This week, I worked on setting up our codebase/environment, running experiments with various noise suppression/filtering methods implementation details for our final design.
With regards to noise suppression, Grace and I recorded some clear and noisy flute audio. I then experimented with some filtering/noise reduction techniques as well as the open-source Demucs deep learning model by Facebook, which separates music tracks.
In my experiments, I used a combination of Butterworth bandpass filtering, adaptive noise reduction, and spectral gating. The Butterworth bandpass filter was applied first to ensure that only frequencies within the frequency range of the flute (261.6-2093.0 Hz) were captured in the audio. Then, I used spectral gating, which first estimates the noise profile from a specific part of the audio and subtracts it from the audio signal.
denoised = magnitude – reduction_factor * noise_stft
Currently, my script estimates the first second of audio to be noise, but this is not entirely accurate/true for all cases. This is why we introduced a calibration step into our pipeline, so that we can get a more accurate estimate of the noise in a particular environment as well as ensure that the user is playing loud enough (as the signal can always be reduced later).
Then, the signal undergoes adaptive noise reduction to account for unpredictable fluctuations in background noise. I also experimented with various parameters such as prop_decrease (value between 0-1 that determines the degree of noise suppression), finding that 0.5 produced the best result. Below is a graph comparing the original and denoised signal:

Though this noise suppression module did eliminate much of the noise in the original signal, you could still hear some muffled speaking in the background, though this didn’t seem to interfere much with the detection of harmonics in the D note that was being played. My experimental code for the noise suppression and Fast Fourier Transform for harmonic detection is linked in the following repo.
The second approach I tried was using Demucs, a deep learning model open-sourced by Facebook to perform music track separation. However, since it is used mainly to separate vocals and percussion, it did a great job at filtering out everything except the metronome noise, as opposed to keeping only the flute noise.

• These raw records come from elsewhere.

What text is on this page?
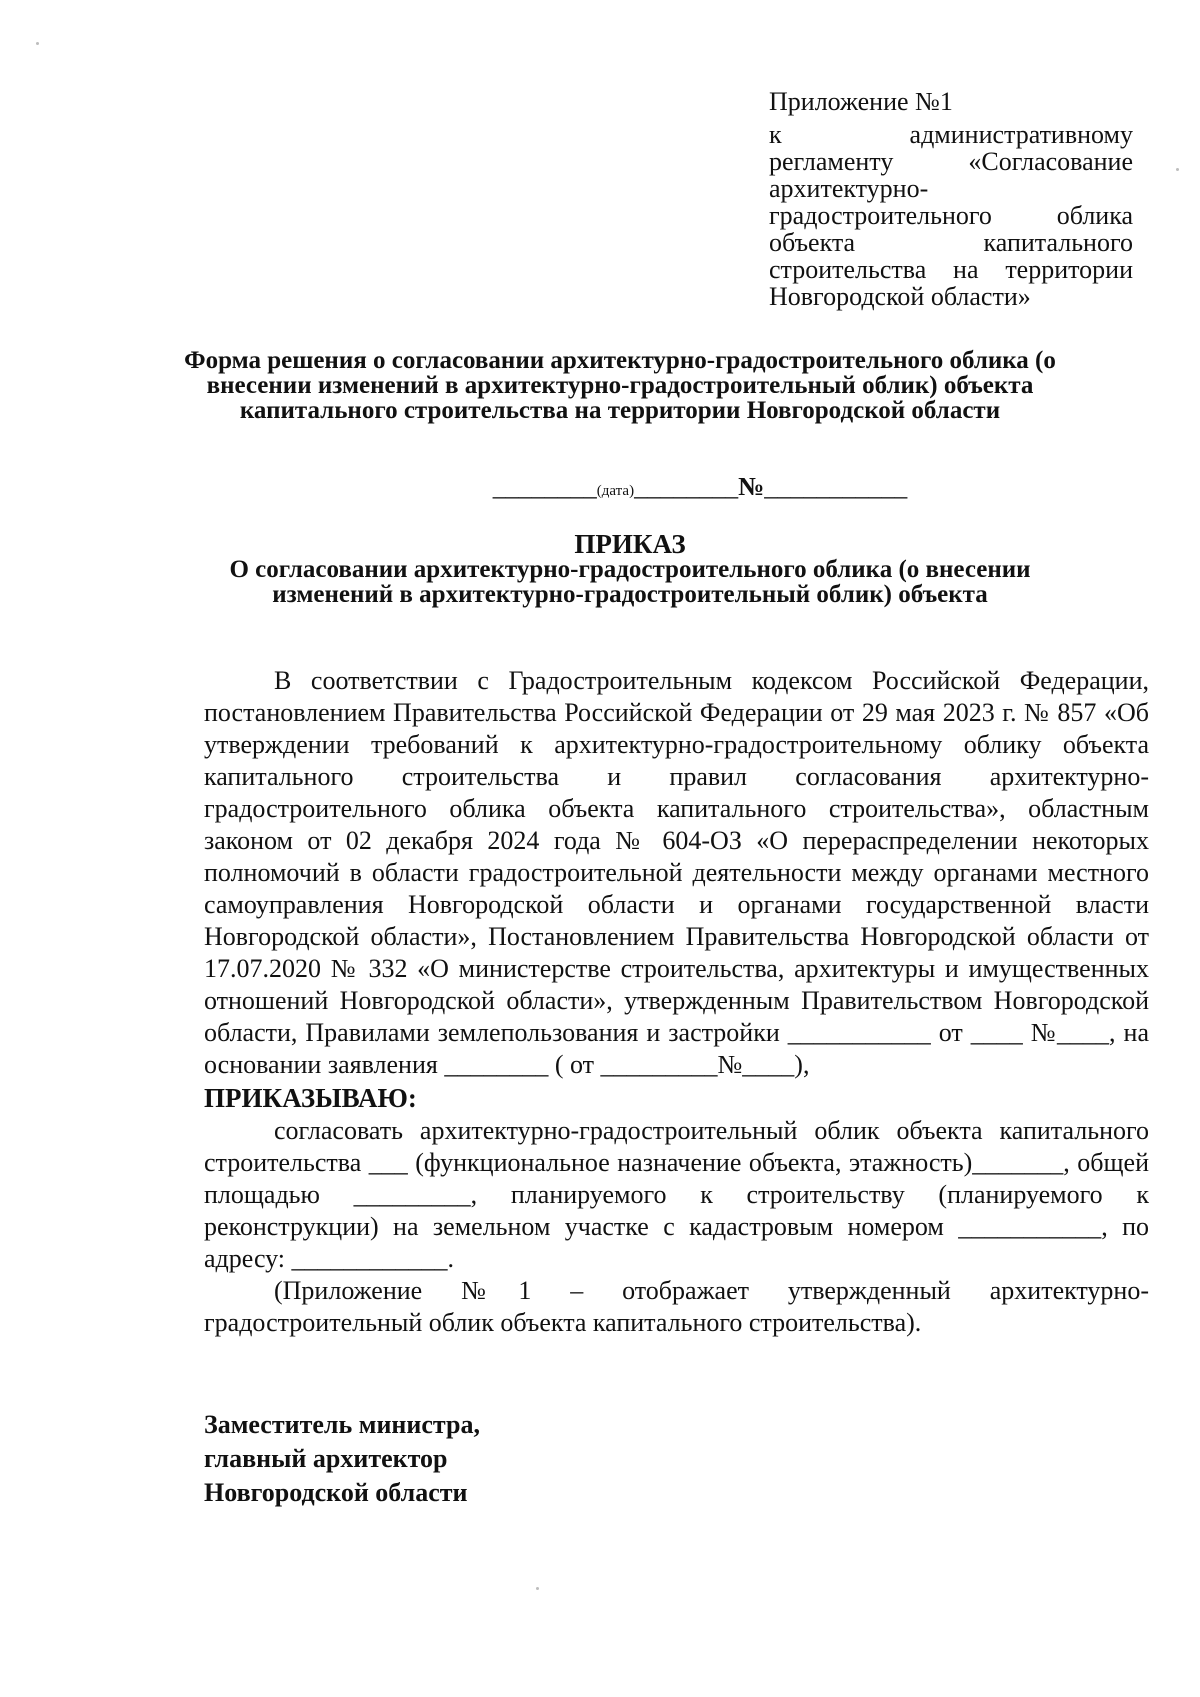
Приложение №1
к административному регламенту «Согласование архитектурно-градостроительного облика объекта капитального строительства на территории Новгородской области»
Форма решения о согласовании архитектурно-градостроительного облика (о внесении изменений в архитектурно-градостроительный облик) объекта капитального строительства на территории Новгородской области
________(дата)________№___________
ПРИКАЗ
О согласовании архитектурно-градостроительного облика (о внесении изменений в архитектурно-градостроительный облик) объекта

В соответствии с Градостроительным кодексом Российской Федерации, постановлением Правительства Российской Федерации от 29 мая 2023 г. № 857 «Об утверждении требований к архитектурно-градостроительному облику объекта капитального строительства и правил согласования архитектурно-градостроительного облика объекта капитального строительства», областным законом от 02 декабря 2024 года № 604-ОЗ «О перераспределении некоторых полномочий в области градостроительной деятельности между органами местного самоуправления Новгородской области и органами государственной власти Новгородской области», Постановлением Правительства Новгородской области от 17.07.2020 № 332 «О министерстве строительства, архитектуры и имущественных отношений Новгородской области», утвержденным Правительством Новгородской области, Правилами землепользования и застройки ___________ от ____ №____, на основании заявления ________ ( от _________№____),

ПРИКАЗЫВАЮ:

согласовать архитектурно-градостроительный облик объекта капитального строительства ___ (функциональное назначение объекта, этажность)_______, общей площадью _________, планируемого к строительству (планируемого к реконструкции) на земельном участке с кадастровым номером ___________, по адресу: ____________.

(Приложение №1 – отображает утвержденный архитектурно-градостроительный облик объекта капитального строительства).

Заместитель министра,
главный архитектор
Новгородской области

Given these results, I think the best route is to experiment more with a calibration step that allows the pipeline to take in both a noise signal and a flute+noise signal to be able to perform spectral gating more effectively. My current progress is on schedule. Next week, my plan is to run more experiments with the calibration and work with Grace to figure out the best way to segment the audio before performing the rhythm/pitch detection.